A minha relação com a interdisciplinaridade é ambivalente. Há uma dimensão académica e de investigação e uma outra inerente à minha atividade profissional, leia-se atividades de planeamento e de avaliação de políticas públicas. Vou tentar neste post aflorar cada uma destas dimensões e será assim que irei organizar os curtos dez minutos concedidos aos dois comentadores.

 No que respeita à minha vida académica, quando a economia do desenvolvimento me começou a interessar como disciplina principal os caminhos da interdisciplinaridade surgiram-me de forma clara compreendendo bem cedo que a disciplina precisava como pão para a boca de uma rotura com os princípios do etnocentrismo ocidental que dominavam a disciplina na sequência dos tempos coloniais. A ideia de que as economias assentes noutras bases culturais tinham de ser compreendidas à luz do “nosso” sistema de valores e dos “nossos” padrões de racionalidade económica tinham conduzido a interpretações viciadas, senão mesmo perversas, do subdesenvolvimento e das diferentes formas através das quais ele se manifesta. E impediam também de compreender que o subdesenvolvimento poderia apresentar uma dinâmica de reprodução, ainda que se revelasse sob padrões de estagnação e de inércia económica.

Nesse contexto de rotura, a revelação da exigência da interdisciplinaridade foi relativamente simples. Afinal, para compreender os diferentes contextos sociais, culturais e políticos em que a racionalidade do subdesenvolvimento era construída, a economia já não se bastava a si própria e precisava de dialogar construtivamente, compreender e deixar-se contaminar por outras ciências sociais, como a história, a sociologia, a ciência política e mesmo a antropologia.

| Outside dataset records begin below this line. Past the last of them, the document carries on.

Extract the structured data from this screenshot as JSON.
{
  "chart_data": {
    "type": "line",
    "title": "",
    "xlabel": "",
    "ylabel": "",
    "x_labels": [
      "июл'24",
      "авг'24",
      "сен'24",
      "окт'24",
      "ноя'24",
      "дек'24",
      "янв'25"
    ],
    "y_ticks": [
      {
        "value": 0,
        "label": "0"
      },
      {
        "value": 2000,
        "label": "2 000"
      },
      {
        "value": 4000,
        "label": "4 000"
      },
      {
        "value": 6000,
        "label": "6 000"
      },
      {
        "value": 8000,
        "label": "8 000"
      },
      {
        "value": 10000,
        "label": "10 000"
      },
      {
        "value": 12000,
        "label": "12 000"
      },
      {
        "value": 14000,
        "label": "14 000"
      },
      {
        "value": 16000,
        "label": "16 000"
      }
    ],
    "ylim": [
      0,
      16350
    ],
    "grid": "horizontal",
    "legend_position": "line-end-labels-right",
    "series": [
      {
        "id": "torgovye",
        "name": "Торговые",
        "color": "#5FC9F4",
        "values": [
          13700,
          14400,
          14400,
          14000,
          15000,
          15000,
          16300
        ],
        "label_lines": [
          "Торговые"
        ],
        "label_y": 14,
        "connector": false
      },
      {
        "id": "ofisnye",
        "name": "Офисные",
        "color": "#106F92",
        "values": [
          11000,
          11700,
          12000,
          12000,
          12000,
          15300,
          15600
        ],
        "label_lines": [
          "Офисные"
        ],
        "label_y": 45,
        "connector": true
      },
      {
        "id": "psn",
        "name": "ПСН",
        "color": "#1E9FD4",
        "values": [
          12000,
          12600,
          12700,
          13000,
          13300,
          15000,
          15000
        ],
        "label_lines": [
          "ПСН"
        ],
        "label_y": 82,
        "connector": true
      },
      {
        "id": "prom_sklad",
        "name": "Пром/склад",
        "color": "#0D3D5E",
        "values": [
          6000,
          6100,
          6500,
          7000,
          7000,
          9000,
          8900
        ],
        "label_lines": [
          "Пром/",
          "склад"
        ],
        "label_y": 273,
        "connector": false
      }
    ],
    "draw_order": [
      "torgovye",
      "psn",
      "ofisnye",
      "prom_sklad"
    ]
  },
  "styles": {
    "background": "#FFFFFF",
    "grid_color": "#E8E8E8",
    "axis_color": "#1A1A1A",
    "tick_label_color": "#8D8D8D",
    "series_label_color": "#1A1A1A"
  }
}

Compreendi então que a interdisciplinaridade não poderia limitar-se a uma ideia de diversidade disciplinar ou curricular ou uma simples estratégia pedagógica. Como a Professora Olga Pombo formula com grande pertinência e acuidade, a “interdisciplinaridade é uma determinação cognitiva do nosso tempo. Uma prática de articulação de conhecimento, um diálogo interdisciplinar, uma fertilização cruzada em função das exigências de conhecimento que a compreensão da situação histórica concreta exige, ao serviço de uma ciência entendida como um conhecimento que cresce:

“O espaço próprio de uma disciplina é interferido pelas outras disciplinas para produzir conhecimento”.

Foi nesse élan de compreender a interdisciplinaridade como uma etapa da evolução da ciência, que Olga Pombo chama de ciência em modelo de rede, que me levou a reler Adam Smith e a compreender como o conceito de divisão do trabalho pode ser estendido à produção de conhecimento científico. “Relier les connaissances”, reivindicava Edgar Morin na sua tentativa de construir um pensamento sobre a complexidade. Adam Smith, curiosamente, entendia que só os filósofos, não submetidos à especialização ou padronização de tarefas, seriam capazes de proporcionar uma perspetiva de conjunto. Mas para Smith, recordemo-lo, a filosofia era a ciência que tinha por objeto o estabelecimento de conexões que integram as diferentes manifestações da natureza. Numa dialética que encantava Marx, Smith defendia que como resultado da divisão do trabalho, a criatividade da sociedade como um todo aumentava, enquanto a dos trabalhadores indiferenciados diminuía acentuadamente (o eterno tema da estupidificação das tarefas repetitivas).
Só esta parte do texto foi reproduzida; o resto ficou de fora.